Yet fool’d by hope men favour the deceit.

 

De desseins en regrets, et d’erreurs en désirs,

Les mortels insensés promènent leur folie.

Dans des malheurs présents, dans l’espoir des plaisirs,

Nous ne vivons jamais, nous attendons la vie.

Demain, demain, dit-on, va combler tous nos vœux ;

Demain vient, et nous laisse encor plus malheureux.

Quelle est l’erreur, hélas ! Du soin qui nous dévore ?

Nul de nous ne voudrait recommencer son cours ;

De nos premiers moments nous maudissons l’aurore,

Et de la nuit qui vient nous attendons encore

Ce qu’on en vain promis les plus beaux de nos jours, etc.

 

         C’est dans ces morceaux détachés que les tragiques anglais ont jusqu’ici excellé : leurs pièces, presque toutes barbares, dépourvues de bienséance, d’ordre, de vraisemblance, ont des lueurs étonnantes au milieu de cette nuit. Le style est trop ampoulé, trop hors de la nature, trop copié des écrivains hébreux si rempli de l’enflure asiatique ; mais aussi les échasses du style figuré, sur lesquelles la langue anglaise est guindée, élèvent l’esprit bien haut, quoique par une marche irrégulière.

 

         Il me semble quelquefois que la nature ne soit pas faite en Angleterre comme ailleurs. Ce même Dryden, dans sa farce de Don Sébastien, roi de Portual, qu’il appelle tragédie, fait parler ainsi un officier à ce monarque :

 

LE ROI SÉBASTIEN.

 

Ne me connais-tu pas, traître insolent ?

 

ALONZE.

 

Qui, moi

Je te connais fort bien, mais non pas pour mon roi.

Tu n’es plus dans Lisbonne, où ta cour méprisable

Nourrissait de ton cœur l’orgueil insupportable.

Un tas d’illustres sots et de fripons titrés,

Et de gueux du bel air, et d’esclaves dorés,

Chatouillait ton oreille, et fascinait ta vue ;

On t’entourait en cercle, ainsi qu’une statue ;

Quand tu disais un mot, chacun, le cou tendu,

S’empressait d’applaudir, sans t’avoir entendu ;

Et ce troupeau servile admirait en silence

Ta royale sottise et ta noble arrogance :

Mais te voilà réduit à ta juste valeur…

 

         Ce discours est un peu anglais ; la pièce d’ailleurs est bouffonne.
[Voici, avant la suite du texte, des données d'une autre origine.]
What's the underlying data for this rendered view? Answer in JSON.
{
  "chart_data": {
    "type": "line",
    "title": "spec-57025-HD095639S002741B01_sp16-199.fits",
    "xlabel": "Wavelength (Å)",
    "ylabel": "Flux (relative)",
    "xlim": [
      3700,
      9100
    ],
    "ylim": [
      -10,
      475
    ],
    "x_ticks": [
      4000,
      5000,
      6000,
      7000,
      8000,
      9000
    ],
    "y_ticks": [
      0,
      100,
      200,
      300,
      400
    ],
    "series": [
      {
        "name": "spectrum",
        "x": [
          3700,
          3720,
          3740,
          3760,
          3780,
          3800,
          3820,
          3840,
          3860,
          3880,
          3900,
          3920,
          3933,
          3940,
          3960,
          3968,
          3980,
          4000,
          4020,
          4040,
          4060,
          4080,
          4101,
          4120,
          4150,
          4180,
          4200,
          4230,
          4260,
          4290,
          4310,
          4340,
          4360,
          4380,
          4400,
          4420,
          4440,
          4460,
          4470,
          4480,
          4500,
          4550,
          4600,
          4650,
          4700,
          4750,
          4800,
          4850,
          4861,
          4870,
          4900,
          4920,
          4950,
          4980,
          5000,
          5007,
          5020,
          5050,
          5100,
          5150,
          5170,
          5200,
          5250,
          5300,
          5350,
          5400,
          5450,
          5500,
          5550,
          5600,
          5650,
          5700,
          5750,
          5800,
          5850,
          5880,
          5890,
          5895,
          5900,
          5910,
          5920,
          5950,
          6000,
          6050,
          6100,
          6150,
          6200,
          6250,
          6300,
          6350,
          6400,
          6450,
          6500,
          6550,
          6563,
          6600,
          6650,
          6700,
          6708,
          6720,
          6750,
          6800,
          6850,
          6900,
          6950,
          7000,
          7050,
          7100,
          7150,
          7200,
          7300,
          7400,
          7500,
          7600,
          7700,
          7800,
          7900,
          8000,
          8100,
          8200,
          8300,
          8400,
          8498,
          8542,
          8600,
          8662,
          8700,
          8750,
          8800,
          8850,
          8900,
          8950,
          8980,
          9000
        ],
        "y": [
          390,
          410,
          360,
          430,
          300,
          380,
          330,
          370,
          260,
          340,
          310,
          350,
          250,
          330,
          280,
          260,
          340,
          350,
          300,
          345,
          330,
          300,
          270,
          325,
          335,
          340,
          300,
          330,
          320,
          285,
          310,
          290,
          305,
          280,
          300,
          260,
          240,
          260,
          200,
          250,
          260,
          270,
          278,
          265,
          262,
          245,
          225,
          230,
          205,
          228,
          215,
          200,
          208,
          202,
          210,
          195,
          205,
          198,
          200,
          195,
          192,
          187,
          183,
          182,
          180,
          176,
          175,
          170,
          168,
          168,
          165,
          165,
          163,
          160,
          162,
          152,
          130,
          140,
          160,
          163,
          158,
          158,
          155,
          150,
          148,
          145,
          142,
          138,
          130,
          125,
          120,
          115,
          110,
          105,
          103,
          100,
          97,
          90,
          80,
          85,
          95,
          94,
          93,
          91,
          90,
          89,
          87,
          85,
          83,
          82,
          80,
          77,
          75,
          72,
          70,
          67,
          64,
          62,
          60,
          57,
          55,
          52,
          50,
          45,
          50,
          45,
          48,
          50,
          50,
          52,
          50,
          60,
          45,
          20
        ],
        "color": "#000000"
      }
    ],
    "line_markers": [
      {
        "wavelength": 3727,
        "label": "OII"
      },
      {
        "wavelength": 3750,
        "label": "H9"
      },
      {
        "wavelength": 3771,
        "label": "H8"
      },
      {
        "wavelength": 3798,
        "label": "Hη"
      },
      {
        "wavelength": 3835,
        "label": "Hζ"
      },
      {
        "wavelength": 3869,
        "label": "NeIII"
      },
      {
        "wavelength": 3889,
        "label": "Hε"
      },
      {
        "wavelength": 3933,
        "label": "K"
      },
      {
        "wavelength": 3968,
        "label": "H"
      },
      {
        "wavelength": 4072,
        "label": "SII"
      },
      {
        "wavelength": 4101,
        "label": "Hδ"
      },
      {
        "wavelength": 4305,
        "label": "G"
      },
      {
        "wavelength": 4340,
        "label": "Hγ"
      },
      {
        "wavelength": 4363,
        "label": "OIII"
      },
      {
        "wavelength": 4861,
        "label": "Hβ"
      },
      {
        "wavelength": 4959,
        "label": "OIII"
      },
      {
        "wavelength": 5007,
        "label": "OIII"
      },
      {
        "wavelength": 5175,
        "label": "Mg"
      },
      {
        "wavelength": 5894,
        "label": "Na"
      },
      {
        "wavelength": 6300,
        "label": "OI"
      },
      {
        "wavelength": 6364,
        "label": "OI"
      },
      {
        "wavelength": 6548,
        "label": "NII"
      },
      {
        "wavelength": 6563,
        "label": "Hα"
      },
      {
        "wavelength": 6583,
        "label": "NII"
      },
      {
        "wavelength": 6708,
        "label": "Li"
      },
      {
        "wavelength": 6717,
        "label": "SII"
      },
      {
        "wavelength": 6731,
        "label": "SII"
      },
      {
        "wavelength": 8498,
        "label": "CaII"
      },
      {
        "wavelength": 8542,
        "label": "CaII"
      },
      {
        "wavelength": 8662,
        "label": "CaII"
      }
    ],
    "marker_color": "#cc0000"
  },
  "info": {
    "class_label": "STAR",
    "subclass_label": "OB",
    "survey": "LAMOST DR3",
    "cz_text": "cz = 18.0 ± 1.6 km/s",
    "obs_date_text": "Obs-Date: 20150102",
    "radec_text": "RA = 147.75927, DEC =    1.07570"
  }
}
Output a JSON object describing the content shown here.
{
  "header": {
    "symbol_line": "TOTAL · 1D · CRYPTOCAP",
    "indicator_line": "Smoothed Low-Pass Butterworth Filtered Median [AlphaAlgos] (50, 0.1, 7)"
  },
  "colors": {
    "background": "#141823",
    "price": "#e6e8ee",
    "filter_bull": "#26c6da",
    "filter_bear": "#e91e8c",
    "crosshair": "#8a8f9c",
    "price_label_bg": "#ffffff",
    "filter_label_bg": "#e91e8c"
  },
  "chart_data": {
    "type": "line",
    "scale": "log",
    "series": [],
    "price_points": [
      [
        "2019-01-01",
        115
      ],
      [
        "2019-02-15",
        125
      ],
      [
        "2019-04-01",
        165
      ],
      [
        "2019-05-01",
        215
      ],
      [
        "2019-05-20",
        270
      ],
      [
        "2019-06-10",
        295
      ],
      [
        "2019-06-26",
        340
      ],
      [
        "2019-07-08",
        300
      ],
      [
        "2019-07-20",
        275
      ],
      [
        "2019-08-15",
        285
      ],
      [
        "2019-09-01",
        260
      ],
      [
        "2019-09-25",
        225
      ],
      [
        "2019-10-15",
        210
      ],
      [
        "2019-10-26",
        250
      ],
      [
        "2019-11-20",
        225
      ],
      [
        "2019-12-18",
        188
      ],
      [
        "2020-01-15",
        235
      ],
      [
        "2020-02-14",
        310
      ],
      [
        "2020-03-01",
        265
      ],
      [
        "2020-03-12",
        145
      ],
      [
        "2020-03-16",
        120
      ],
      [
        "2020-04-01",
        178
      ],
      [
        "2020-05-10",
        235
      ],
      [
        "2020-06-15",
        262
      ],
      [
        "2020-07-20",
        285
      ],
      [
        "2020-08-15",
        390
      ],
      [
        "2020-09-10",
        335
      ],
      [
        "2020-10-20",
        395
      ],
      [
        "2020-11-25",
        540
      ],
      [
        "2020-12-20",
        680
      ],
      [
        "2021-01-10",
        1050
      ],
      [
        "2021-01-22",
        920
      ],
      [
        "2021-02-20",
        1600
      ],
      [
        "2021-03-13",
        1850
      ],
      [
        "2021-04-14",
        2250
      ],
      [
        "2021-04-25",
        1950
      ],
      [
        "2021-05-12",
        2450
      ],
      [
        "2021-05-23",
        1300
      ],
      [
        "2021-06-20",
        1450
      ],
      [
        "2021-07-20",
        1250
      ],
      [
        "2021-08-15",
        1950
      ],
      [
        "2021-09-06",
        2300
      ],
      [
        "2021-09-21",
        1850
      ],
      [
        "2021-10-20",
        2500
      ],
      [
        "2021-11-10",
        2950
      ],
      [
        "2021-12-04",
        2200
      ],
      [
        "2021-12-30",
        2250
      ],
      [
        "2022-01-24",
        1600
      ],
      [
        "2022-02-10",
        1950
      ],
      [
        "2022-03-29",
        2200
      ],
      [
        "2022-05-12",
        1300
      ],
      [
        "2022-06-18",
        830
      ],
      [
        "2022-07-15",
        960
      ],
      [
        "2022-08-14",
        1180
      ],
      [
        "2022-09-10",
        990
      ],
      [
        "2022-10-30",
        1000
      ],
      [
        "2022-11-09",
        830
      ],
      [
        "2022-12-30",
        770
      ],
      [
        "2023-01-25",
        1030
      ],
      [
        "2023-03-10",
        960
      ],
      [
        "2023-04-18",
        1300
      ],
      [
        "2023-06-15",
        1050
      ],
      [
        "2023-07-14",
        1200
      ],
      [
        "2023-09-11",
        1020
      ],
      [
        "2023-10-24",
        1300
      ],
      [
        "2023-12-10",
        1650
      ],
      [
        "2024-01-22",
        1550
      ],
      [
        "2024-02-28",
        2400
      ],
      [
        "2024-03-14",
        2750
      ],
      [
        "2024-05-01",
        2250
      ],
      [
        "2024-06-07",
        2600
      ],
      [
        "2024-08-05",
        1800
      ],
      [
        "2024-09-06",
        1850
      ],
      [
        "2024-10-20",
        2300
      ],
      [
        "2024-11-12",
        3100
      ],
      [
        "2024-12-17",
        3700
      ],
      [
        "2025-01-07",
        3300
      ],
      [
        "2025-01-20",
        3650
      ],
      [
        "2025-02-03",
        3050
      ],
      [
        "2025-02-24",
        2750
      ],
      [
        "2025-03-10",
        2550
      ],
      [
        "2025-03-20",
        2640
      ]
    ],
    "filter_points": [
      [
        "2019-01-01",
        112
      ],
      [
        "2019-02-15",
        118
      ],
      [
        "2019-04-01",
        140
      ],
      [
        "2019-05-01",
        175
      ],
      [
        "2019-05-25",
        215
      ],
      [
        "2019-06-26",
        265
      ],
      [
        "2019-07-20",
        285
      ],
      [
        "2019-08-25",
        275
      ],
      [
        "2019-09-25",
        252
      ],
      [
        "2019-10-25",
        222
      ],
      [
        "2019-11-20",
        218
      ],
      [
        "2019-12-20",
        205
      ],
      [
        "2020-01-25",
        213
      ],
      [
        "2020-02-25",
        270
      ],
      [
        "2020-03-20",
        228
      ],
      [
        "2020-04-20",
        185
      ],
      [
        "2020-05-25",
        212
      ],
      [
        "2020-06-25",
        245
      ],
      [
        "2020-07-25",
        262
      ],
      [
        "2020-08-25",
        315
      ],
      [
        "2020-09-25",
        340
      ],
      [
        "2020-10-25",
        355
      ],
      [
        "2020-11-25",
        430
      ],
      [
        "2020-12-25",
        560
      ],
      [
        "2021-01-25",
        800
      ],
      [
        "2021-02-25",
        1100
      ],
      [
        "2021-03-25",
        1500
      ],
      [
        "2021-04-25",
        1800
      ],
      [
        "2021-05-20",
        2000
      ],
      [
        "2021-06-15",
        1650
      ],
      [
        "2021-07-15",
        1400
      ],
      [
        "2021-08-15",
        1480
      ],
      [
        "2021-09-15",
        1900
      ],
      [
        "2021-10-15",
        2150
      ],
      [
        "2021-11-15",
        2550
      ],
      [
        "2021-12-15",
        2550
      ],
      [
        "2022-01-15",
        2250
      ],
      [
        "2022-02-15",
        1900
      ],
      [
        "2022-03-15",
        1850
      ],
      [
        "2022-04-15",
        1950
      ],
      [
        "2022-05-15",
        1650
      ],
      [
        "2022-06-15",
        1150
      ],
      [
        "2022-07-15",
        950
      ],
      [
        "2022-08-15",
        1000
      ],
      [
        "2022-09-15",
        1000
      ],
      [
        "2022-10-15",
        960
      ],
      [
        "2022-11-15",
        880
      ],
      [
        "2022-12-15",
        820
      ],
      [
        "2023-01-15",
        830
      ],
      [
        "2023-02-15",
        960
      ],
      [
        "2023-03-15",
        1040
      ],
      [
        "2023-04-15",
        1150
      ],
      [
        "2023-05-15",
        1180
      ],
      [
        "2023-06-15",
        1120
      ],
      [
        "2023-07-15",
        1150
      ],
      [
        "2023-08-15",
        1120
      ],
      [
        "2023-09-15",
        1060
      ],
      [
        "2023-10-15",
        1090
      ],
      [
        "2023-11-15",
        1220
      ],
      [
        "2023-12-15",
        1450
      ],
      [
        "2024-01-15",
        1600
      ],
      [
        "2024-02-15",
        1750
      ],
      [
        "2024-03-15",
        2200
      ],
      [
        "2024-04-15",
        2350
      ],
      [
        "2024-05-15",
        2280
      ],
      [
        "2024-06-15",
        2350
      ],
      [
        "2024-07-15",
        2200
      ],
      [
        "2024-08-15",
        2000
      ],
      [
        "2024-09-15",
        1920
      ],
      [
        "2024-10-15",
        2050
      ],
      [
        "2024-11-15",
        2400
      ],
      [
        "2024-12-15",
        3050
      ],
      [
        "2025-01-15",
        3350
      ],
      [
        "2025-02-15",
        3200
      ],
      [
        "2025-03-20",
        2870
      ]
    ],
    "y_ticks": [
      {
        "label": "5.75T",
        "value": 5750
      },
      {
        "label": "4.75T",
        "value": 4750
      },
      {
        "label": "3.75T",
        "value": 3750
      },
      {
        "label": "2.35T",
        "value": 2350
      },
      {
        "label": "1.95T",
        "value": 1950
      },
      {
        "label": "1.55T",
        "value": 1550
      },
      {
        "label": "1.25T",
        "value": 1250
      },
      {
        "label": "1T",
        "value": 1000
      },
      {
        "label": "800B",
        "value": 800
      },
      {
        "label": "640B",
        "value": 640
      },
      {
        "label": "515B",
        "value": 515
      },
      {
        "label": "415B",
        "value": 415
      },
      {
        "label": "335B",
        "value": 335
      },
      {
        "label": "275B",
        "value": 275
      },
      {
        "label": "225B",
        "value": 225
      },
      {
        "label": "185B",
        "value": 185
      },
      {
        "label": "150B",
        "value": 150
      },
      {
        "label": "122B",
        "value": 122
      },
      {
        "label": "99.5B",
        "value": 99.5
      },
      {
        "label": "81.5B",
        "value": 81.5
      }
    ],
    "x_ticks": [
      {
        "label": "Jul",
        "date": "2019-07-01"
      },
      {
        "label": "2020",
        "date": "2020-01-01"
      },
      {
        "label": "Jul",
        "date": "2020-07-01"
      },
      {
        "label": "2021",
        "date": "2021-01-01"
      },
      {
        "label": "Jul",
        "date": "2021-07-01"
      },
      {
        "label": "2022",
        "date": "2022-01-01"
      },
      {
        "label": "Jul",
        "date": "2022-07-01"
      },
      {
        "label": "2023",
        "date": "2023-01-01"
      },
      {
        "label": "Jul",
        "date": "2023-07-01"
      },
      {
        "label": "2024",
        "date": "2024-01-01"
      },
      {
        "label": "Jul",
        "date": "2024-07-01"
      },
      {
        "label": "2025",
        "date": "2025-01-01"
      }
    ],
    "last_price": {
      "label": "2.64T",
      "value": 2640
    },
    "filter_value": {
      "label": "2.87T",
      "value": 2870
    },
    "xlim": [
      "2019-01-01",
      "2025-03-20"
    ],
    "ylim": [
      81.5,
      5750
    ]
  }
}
Comment concilier, disent nos critiques, tant de ridicules et de raison, tant de bassesse et de sublime ? Rien n’est plus aisé à concevoir : il faut songer que ce sont des hommes qui ont écrit. La scène espagnole a tous les défauts de l’anglais, et n’en a peut-être pas les beautés. Et, de bonne foi, qu’étaient donc les Grecs ? Qu’était donc Euripide, qui, dans la même pièce, fait un tableau si touchant, si noble d’Alceste s’immolant à son époux, et met dans la bouche d’Admète et de son père des puérilités si grossières, que les commentateurs mêmes en sont embarrassés ? Ne faut-il pas être bien intrépide pour ne pas trouver le sommeil d’Homère quelquefois un peu long, et les rêves de ce sommeil assez insipides ? Il faut bien des siècles pour que le bon goût s’épure. Virgile chez les Romains, Racine chez les Français, furent les premiers dont le goût fut toujours pur dans les grands ouvrages.

 

         M. Addison est le premier Anglais qui ait fait une tragédie raisonnable. Je le plaindrais, s’il n’y avait mis que de la raison. Sa tragédie de Caton est écrite d’un bout à l’autre avec cette élégance mâle et énergique dont Corneille le premier donna chez nous de si beaux exemples dans son style inégal. Il me semble que cette pièce est faite pour un auditoire un peu philosophe et très peu républicain. Je doute que nos jeunes dames et nos petits-maîtres eussent aimé Caton en robe de chambre, lisant les Dialogues de Platon, et faisant ses réflexions sur l’immortalité de l’âme. Mais ceux qui s’élèvent au-dessus des usages, des préjugés, des faiblesses de leur nation, ceux qui sont de tous les temps et de tous les pays, ceux qui préfèrent la grandeur philosophique à des déclarations d’amour, seront bien aises de trouver ici une copie, quoique imparfaite, de ce morceau sublime : il semble qu’Addison, dans ce beau monologue de Caton, ait voulu lutter contre Shakespeare. Je traduirai l’un comme l’autre, c’est-à-dire avec cette  liberté sans laquelle on s’écarterai trop de son original à force de vouloir lui ressembler. Le fond est très fidèle ; j’y ajoute peu de détails. Il m’a fallu enchérir sur lui, ne pouvant l’égaler.

 

Oui, Platon, tu dis vrai ; notre âme est immortelle,

C’est un dieu qui lui parle, un dieu qui vit en elle.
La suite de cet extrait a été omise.